The first case was the classic – a divorce. Both the husband and wife were trustees and beneficiaries and her attorney sought to get the trust assets included in the accrual calculations. He claimed that the husband had treated the trust as his alter ego (other self). This became a favourite argument after the famous Badenhorst vs Badenhorst case which Mr Badenhorst lost, so any attorney worth his salt will have a crack at it even if his argument has no real merit (of course he won’t tell his client that). Interestingly, the other trustees joined with the wife in the claim for accrual, which was pretty stupid as the lot of them had costs awarded against them. I’ve said it over and over – the trustees have absolute discretion which means that the beneficiaries have no claim whatsoever against the trust assets or income, but then I’m not an attorney whose job it is to take on a case whether or not it has merit.

The second case was also argued on the alter ego issue (surprise surprise) and that the trust was a sham (also taken from the Badenhorst vs Badenhorst case – I guess they teach that one at law school). Our hero went into bankruptcy and the liquidators tried to claim the trust assets as part of his insolvent estate. The application was dismissed with costs and again, quite rightly so. What a waste of the court’s time and the creditors’ money. But I bet the attorney and the advocate enjoyed pulling out their university textbooks!

Always have an independent professional (attorney or accountant) as one of your trustees and be sure to document all resolutions of the trust, making sure that they are, in the opinion of the trustees, for the benefit of none but a beneficiary or beneficiaries. Do that and with a well crafted Trust Deed, you’re on firm ground.

Should you wish to make an appointment, please feel free to visit Derek’s diary and book a time that suits you.

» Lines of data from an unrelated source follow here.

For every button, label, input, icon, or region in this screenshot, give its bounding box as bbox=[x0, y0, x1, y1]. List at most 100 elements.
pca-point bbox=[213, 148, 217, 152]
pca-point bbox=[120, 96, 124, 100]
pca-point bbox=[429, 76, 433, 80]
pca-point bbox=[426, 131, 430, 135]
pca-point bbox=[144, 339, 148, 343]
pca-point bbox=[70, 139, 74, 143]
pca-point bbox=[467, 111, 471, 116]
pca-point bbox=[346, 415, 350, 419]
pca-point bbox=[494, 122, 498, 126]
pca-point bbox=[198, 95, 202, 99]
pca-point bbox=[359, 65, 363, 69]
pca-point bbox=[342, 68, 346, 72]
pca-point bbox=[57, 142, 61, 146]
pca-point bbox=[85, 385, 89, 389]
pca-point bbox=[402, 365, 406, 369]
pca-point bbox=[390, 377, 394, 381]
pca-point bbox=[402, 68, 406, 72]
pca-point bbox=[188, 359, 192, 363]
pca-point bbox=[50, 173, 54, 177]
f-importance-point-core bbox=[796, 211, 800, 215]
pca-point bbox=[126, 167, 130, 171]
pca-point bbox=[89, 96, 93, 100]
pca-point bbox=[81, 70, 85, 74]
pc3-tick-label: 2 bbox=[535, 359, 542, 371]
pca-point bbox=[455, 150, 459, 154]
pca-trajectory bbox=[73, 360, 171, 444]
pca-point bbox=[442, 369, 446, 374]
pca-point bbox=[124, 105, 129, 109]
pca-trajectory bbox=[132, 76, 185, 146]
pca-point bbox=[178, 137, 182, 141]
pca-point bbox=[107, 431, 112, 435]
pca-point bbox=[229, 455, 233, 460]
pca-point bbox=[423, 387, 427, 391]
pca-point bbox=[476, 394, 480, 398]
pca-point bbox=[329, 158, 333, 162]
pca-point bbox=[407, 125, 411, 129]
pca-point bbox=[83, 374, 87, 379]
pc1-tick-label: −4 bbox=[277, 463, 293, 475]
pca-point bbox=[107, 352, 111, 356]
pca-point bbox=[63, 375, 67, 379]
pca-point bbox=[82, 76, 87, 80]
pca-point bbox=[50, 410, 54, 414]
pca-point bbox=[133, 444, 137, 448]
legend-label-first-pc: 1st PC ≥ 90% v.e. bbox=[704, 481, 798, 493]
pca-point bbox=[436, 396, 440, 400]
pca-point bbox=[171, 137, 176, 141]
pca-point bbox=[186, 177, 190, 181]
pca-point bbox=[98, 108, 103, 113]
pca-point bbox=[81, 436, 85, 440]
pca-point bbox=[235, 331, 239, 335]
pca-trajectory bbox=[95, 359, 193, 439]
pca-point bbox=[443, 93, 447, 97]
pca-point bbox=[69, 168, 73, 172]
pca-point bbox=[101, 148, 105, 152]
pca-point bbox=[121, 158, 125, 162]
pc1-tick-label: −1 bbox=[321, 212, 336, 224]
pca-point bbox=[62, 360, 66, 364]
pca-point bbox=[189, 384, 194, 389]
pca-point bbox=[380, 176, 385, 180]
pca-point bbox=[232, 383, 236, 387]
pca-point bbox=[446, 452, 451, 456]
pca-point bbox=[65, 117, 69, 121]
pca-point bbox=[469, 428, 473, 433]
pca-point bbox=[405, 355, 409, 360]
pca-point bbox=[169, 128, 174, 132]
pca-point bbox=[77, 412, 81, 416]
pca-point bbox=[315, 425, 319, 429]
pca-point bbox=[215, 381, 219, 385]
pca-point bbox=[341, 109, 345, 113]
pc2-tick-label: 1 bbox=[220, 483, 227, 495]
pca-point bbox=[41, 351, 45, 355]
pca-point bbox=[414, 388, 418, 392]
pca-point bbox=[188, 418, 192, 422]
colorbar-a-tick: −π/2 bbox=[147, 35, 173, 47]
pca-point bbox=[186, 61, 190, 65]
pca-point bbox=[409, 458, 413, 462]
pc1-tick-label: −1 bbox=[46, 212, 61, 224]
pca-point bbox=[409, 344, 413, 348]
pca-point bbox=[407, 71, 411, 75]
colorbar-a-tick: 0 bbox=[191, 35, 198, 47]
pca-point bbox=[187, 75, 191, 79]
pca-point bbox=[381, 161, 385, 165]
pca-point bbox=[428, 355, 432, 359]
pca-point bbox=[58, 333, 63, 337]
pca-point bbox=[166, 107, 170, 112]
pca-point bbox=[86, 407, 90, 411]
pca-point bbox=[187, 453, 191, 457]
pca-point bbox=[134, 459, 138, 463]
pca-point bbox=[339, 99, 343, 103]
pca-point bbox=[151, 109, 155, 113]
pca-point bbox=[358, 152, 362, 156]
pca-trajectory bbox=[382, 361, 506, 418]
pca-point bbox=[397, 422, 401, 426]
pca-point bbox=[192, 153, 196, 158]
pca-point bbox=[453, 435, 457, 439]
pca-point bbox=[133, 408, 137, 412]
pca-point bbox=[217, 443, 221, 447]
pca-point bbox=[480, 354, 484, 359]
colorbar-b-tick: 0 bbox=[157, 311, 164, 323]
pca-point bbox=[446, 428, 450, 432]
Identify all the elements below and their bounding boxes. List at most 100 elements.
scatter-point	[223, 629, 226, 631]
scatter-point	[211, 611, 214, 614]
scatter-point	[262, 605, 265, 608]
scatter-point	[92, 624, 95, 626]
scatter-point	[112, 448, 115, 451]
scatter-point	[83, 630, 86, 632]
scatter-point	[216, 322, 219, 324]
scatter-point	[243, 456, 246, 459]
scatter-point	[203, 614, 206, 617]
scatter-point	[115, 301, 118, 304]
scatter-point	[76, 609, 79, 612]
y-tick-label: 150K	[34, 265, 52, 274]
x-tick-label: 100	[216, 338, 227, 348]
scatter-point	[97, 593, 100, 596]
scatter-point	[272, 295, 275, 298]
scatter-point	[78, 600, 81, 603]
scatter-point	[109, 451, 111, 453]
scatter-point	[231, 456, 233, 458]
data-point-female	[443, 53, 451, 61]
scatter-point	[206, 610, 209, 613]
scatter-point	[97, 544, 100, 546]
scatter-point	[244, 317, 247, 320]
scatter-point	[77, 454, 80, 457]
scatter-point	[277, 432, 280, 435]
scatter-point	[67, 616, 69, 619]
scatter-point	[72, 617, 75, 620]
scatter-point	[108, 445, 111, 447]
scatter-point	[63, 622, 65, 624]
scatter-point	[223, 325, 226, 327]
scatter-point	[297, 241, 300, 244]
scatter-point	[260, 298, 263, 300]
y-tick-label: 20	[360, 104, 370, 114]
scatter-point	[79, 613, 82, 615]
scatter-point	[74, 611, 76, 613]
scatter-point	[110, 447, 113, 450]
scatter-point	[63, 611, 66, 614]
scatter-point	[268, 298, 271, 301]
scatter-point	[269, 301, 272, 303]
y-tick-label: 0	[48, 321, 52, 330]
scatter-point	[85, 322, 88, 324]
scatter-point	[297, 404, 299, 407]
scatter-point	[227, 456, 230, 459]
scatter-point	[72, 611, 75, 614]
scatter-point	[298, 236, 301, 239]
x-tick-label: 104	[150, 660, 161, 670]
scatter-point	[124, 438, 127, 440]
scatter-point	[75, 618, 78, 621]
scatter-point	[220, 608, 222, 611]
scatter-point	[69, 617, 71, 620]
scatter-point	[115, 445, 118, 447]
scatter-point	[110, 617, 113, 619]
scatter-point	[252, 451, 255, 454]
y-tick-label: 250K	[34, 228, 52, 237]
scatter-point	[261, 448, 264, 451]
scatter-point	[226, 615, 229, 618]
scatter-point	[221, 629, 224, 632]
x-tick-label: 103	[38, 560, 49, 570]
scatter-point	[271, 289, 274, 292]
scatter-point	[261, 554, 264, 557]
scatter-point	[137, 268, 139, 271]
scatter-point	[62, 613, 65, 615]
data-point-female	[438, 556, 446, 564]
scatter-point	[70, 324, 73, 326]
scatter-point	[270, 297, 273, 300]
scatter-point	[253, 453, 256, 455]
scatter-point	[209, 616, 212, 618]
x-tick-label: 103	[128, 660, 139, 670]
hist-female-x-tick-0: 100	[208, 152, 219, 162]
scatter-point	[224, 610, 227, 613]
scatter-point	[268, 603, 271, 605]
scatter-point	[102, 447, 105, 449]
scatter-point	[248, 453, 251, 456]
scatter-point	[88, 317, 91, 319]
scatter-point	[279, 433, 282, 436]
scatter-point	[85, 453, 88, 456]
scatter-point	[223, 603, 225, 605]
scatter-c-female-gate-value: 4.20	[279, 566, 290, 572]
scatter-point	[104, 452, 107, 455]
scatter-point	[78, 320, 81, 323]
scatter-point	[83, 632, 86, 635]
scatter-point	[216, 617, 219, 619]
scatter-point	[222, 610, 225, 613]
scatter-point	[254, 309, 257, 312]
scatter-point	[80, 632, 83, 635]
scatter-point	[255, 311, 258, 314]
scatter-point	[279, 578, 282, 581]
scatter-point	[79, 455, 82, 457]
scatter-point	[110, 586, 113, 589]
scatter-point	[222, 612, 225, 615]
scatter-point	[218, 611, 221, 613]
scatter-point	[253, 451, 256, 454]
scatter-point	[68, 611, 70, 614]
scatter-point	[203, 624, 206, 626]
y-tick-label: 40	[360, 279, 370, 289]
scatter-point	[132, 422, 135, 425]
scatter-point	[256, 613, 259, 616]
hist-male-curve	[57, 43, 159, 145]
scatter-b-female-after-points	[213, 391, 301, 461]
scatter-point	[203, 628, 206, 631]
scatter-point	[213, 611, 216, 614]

  1. Does it matter when you decide to “move” assets to the trust(for protection)? This now in instances where the underlying transaction is valid and trust is not run like an alter ego.

    1. Hi Victoria,
      The key is in the word “move”. You’re either going to donate them (and pay 20% Donations Tax) or sell them on loan account. It’s always the latter. If you start with say, R2m assets and sell them to the trust, you’ll end up with a R2m debt that the trust owes you, so you haven’t protected the R2m. However, presuming they are growth assets, they may be worth R3m after a while. The R1m growth is protected from your creditors as you are only worth R2m, not R3m.
      The same applies to taxes on death. The trust protects the growth from those taxes. Clearly the sooner you sell the assets, the more of the growth occurs in the trust rather than in your own name. Also you can start donating R100K per year (and owing it to the trust) once the trust is formed. The effect of this is to reduce what the trust owes you, so the sooner the better. My book, 16 Steps to Wealth, which you will find on, explains all of this.